Sağlık çalışanlarının konaklaması için bağışlanan yurtlar için açılış töreni düzenlendi. Törende konuşan Vali Hulusi Şahin, 6 Şubat’ta meydana gelen depremin çok büyük olduğunu, sadece devletin imkanlarıyla altından kalkılacak bir durumun olmadığını belirterek emeği geçenlere teşekkür etti.
“Bu o kadar büyük bir deprem ki sadece devletin imkanlarıyla altından kalkacağı bir durum değildir”
Dünyanın desteğini gerektiren bir deprem olduğuna dikkat çeken Vali Şahin, “Sadece canlarımız gitmedi, binalarımızı ve ruhumuzu kaybettik. Tekrar kendimizi toparlamamız için gerçekten iyileşmeye ihtiyacımız var. 3 ayı bitirdik ve epey mesafe katettik. İnsanlarımızın yeme, içme ve barınma konularında ciddi mesafe katettik. İyileşeceğiz. Yiğit düştüğü yerden kalkar, kalkacağız. Tekrar Malatya’mızı, diğer şehirlerimizi imar edeceğiz. Tekrar büyüteceğiz ve eskisinden daha güzel şehirlerimiz olacak İnşallah. Âmâ hep beraber olacak bunlar. Hepimiz el birliği ile bu büyük yükün altına girmemiz lazım ki bunun altından kalkabilelim. Malatya'da sadece konteynerdeki alt yapıların maliyeti milyarı geçti. Nasıl büyük bir yük olduğunu örnek olarak söylüyorum. Her gün 380 bin ila 410 bin arasında sıcak yemek veriyoruz. Şehrimizi ayağa kaldıracağız ve yeniden imar edeceğiz.” diye kaydetti.

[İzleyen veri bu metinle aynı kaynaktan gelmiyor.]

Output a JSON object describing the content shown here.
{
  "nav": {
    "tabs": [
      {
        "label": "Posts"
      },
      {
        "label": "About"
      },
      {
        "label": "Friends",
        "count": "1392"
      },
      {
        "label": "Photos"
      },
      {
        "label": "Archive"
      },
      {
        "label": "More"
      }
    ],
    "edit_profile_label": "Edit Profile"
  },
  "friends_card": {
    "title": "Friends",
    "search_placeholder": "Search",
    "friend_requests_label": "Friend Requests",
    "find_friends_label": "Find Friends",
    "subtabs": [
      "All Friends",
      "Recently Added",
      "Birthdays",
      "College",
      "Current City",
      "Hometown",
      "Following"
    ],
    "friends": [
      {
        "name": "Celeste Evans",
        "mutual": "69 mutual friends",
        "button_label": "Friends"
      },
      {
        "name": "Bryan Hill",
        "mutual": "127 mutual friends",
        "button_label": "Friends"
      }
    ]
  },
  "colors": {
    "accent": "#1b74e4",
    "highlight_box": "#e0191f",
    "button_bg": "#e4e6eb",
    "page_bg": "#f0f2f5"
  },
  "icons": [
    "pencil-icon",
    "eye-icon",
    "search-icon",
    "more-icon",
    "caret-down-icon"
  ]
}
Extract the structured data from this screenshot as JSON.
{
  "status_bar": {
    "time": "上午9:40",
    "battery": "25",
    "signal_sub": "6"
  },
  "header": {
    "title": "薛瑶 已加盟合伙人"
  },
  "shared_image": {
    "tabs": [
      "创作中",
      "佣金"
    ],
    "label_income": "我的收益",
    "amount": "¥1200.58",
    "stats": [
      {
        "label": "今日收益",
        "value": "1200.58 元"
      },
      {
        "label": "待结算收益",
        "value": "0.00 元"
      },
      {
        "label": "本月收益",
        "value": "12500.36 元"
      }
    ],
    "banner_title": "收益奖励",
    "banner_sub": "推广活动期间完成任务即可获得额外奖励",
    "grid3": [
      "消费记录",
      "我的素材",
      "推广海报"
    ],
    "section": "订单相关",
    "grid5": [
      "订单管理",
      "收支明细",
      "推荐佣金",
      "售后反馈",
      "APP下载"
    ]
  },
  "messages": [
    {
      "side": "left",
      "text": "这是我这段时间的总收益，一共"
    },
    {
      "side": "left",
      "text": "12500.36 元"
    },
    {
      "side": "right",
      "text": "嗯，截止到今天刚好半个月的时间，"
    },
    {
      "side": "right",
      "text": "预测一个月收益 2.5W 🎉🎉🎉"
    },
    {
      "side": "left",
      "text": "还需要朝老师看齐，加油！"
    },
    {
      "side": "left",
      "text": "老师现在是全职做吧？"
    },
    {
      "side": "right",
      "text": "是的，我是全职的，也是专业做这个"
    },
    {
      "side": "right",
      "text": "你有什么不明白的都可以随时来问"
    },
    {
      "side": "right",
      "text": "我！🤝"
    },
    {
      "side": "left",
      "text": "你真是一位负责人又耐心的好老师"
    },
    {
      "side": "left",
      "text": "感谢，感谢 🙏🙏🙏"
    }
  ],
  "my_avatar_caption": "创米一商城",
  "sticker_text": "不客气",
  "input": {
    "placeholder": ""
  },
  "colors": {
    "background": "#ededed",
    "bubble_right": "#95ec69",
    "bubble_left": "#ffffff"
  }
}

“65 öğrencimizi kaybettik”
İnönü Üniversitesi Rektörü Prof. Dr. Ahmet Kızılay, “6 Şubat depremi yüzyılın felaketi, bu felaketten Malatya’mız da en çok etkilenen 4 ilden biri oldu. Üniversitemiz de bu dönemde depremden hem can kaybı açısından hem de barınma evini kaybetme açısından önemli hasar aldı. Can kaybı bütün kayıplarımızın başında. Ülkemizde 50 binden fazla insanımızı kaybettik. Hepsinin mekânı cennet olsun üniversitemizden ikisi akademik personelimiz 5’i idari personelimiz olmak üzere 7 çalışma arkadaşımızı bunların birinci derece yakını 95 kardeşimizi kaybettik. 65 öğrencimizi kaybettik. Ama bunların hiçbirisini üniversitemiz bölgesinde kayıplarımız olmadı. Çünkü üniversitemizin depremde yıkılan hiçbir binası olmadı. Üniversitemiz başta olmak üzere Turgut Özal Tıp Merkezimiz depremin ilk dakikalarından sonra hizmet vermeye devam etti ve bu hizmeti hala aralıksız sürdürmekte.” ifadelerini kullandı.
"Kız yurdumuz 119 odaya, erkek yurdumuz da 116 odaya sahip"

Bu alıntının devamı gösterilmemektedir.